Katie Bunn-Marcuse first met Janet Berlo at the Otsego Institute in 2002 where Janet gave her the first of many years of insightful advice when Katie was still a graduate student. When Katie became a faculty member, Janet really took her under her wing and provided yet more advice and strong admonition to attend to her writing. Katie’s most favorite support from Janet comes in the form of strongly worded (&*$!*) outrage on her behalf when academic bureaucracy rears its ugly head.
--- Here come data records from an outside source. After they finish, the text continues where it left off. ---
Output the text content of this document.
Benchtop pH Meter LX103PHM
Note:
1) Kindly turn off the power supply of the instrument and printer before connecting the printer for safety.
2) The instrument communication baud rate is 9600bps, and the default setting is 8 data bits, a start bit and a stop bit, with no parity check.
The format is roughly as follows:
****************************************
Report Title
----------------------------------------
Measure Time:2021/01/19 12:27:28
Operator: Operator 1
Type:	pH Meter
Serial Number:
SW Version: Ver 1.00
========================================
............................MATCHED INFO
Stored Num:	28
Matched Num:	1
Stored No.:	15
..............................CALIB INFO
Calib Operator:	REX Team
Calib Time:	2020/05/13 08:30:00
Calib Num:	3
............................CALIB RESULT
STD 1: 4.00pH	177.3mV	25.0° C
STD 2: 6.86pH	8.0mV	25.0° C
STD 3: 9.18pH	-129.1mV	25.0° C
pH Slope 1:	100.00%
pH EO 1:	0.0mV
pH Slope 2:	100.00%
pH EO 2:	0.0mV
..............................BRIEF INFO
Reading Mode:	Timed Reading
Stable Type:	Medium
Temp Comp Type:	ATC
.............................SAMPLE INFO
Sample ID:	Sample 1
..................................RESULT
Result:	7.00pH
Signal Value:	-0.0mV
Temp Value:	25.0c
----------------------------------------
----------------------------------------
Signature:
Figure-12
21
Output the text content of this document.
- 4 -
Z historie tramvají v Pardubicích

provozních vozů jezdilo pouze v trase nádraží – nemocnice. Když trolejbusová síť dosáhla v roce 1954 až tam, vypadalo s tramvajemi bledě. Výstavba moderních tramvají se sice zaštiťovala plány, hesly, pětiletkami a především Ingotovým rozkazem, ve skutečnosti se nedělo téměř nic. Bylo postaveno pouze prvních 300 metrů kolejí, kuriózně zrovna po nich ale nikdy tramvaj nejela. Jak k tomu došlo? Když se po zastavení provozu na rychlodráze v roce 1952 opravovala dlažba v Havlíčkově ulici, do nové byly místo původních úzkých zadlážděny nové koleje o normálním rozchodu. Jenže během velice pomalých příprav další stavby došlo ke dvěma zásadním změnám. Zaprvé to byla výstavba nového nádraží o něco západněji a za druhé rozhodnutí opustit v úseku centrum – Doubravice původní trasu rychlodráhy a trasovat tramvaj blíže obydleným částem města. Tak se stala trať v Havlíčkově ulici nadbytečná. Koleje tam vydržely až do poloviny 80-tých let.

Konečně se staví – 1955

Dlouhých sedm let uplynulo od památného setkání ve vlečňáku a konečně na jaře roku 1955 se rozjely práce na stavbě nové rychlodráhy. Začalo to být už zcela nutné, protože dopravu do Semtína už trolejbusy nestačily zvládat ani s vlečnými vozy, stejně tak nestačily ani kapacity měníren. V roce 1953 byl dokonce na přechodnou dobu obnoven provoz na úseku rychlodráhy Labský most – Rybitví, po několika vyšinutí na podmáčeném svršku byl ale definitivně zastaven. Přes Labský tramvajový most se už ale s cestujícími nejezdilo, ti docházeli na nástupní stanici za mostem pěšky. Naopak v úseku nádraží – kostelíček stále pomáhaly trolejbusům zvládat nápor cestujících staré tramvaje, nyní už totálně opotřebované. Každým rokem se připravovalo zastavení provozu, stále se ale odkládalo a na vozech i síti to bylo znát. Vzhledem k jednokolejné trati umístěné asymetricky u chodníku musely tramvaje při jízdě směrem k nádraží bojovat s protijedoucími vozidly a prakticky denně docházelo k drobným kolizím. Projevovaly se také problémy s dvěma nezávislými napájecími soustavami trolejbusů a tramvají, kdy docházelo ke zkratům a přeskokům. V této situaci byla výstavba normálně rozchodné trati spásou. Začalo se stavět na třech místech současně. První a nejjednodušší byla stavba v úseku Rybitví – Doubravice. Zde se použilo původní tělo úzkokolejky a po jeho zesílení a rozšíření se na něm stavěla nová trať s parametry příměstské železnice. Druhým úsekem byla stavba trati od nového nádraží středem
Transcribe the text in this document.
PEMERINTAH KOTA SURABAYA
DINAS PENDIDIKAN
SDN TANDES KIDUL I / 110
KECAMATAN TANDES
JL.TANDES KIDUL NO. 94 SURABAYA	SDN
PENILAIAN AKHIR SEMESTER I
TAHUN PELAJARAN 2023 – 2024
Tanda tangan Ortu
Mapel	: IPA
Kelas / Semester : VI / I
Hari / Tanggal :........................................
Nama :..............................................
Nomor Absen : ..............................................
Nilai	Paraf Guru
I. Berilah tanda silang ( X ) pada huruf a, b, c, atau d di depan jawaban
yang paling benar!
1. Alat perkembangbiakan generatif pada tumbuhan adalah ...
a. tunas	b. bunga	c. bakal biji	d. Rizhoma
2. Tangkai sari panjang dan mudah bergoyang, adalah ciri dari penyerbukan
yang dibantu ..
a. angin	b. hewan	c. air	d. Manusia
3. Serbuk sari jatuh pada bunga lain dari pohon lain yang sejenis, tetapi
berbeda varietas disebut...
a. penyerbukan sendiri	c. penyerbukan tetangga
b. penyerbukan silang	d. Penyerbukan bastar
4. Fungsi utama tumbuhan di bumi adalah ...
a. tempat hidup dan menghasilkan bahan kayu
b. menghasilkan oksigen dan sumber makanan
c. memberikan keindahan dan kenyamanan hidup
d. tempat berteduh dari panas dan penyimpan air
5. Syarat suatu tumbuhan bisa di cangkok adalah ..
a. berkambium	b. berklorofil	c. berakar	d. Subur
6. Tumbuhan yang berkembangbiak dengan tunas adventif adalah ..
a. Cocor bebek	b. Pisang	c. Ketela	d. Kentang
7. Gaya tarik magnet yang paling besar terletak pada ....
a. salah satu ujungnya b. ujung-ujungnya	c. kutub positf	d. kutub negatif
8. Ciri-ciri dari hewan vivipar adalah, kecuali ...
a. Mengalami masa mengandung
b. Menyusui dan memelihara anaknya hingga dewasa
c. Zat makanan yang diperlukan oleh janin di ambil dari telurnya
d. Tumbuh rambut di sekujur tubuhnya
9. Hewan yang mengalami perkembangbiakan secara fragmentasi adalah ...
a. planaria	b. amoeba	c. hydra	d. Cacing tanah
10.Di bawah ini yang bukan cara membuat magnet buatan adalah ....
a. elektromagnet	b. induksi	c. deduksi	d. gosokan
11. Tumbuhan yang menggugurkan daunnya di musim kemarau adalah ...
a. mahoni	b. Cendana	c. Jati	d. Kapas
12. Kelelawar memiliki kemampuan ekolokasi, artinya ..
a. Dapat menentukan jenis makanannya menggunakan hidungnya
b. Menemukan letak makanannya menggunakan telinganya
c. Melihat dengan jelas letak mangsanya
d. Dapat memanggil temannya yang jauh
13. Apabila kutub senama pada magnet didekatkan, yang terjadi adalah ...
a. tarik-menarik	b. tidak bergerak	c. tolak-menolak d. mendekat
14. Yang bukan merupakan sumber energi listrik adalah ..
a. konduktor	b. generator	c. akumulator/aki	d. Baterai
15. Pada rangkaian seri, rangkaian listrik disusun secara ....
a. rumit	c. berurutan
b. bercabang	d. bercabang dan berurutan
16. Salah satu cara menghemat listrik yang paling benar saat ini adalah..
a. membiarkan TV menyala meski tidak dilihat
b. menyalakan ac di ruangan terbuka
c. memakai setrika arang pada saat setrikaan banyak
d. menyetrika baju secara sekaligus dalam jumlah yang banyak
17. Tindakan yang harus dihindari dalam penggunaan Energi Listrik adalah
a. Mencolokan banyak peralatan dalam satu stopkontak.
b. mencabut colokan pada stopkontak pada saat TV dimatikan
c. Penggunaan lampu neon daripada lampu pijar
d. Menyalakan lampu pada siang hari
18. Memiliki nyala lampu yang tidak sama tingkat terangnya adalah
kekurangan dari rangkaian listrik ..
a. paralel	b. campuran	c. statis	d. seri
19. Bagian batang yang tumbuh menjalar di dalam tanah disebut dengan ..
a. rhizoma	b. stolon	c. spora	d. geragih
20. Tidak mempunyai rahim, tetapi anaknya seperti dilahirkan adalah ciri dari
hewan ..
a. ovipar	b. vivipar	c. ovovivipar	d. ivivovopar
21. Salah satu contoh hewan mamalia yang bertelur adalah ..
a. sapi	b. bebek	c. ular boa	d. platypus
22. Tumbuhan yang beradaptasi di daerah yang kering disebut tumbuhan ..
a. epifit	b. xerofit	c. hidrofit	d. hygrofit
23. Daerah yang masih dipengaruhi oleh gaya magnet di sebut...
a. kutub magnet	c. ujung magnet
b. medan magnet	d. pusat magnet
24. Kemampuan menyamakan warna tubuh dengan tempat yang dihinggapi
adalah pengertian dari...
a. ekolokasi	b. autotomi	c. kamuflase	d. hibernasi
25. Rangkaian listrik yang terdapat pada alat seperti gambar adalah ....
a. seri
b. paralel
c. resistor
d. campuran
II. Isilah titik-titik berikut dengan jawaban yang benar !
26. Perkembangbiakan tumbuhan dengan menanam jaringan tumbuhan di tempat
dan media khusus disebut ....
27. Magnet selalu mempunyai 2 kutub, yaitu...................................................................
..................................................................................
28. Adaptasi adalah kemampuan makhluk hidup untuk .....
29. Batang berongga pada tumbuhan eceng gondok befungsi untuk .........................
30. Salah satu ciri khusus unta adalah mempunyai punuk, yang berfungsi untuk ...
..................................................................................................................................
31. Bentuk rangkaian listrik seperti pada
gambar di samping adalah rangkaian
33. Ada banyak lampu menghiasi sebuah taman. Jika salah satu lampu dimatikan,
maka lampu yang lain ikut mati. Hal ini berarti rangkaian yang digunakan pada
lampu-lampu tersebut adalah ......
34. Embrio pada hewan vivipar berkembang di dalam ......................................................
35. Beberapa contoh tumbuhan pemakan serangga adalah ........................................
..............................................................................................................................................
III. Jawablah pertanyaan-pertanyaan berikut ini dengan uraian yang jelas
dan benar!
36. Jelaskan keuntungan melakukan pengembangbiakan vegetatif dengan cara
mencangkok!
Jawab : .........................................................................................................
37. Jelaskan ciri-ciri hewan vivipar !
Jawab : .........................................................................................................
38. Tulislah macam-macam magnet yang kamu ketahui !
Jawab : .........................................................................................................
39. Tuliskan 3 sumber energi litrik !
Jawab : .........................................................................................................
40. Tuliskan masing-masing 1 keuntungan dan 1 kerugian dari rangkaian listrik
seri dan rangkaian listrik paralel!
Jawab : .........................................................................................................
Katie Bunn-Marcuse, PhD is the curator of Northwest Native art and director of the Bill Holm Center for the Study of Northwest Native Art at the Burke Museum, and associate professor of art history at the University of Washington. Her most recent book is the volume Unsettling Native Art Histories on the Northwest Coast, edited with Aldona Jonaitis, published by University of Washington Press. Her other publications focus on the indigenization of European-American imagery, nineteenth-century Northwest Coast jewelry and other body adornment, and the filmic history of the Kwakwaka’wakw. In her role as curator, she collaborates with First Nations communities and artists to identify research priorities and to activate the Burke Museum’s holdings in ways that are responsive to cultural revitalization efforts. She is a settler scholar working on the lands of the Coast Salish and is most happy in the woods, at the beach, with her dogs and her family.

Ruth B. Phillips

Ruth B. Phillips is Professor of Art History Emerita at Carleton University, Ottawa where she held a Canada Research Chair in Indigenous arts and cultures from 2003-2017. Her books include Trading Identities: The Souvenir in Native North American Arts from the Northeast, 1700-1900 and Museum Pieces: Toward the Indigenization of Canadian Museums. She served as director of the University of British Columbia Museum of Anthropology from 1997-2002 and is a fellow of the Royal Society of Canada. She first met Janet shortly after receiving her PhD in African art history from the University of London at a moment when both were shifting their research and teaching to Indigenous North American arts—Ruth from African, and Janet from Precolumbian. They have remained closely connected, in friendship and professionally, throughout their careers and collaborated on a co-authored book, Native North American Art, which is widely used as an introductory text in university courses.  It was first commissioned for the Oxford History of Art, whose mandate that authors reject “formal approaches to breathe fresh life into the field of art criticism” and “illuminate and debate the critical issues at the heart of art history today” encouraged the reflextivity, multi-perspectivalism and historical contextualization important to their field. The second, expanded edition was published in 2011 by Oxford University Press USA.

Kristin Dowell

Kristin Dowell is Associate Professor of Indigenous Art & Film in the Department of Art History at Florida State University. She serves on the Academic Advisory Board for the FSU Native American and Indigenous Studies Center. She has worked as a film curator at several Indigenous film festivals and is the author of Sovereign Screens: Aboriginal Media on the Canadian West Coast (2013). She is a scholar of Irish American heritage deeply committed to a research practice that amplifies the work of the Indigenous filmmakers and artists with whom she has collaborated for over twenty years. She focuses on their use of experimental forms of art and media to express and enact visual sovereignty through their on-screen aesthetics and off-screen production practices. Her recent book project, Digital Sutures: Family & Cultural Memory in Indigenous Women’s Films explores how Indigenous women and gender expansive filmmakers re-define film genres, such as stop-motion animation and experimental documentary, to recuperate Indigenous family histories, ancestral knowledge and cultural memory. She is a proud speaker of the endangered Irish language and curator of Talamh agus Teanga: Land and Language in Contemporary Irish Art, an exhibition that opened at the FSU Museum of Fine Arts in January 2024. Kristin Dowell’s professional career would not have been possible without the guidance and mentorship she received from Janet Berlo as an undergraduate student at the University of Rochester for which she remains ever grateful.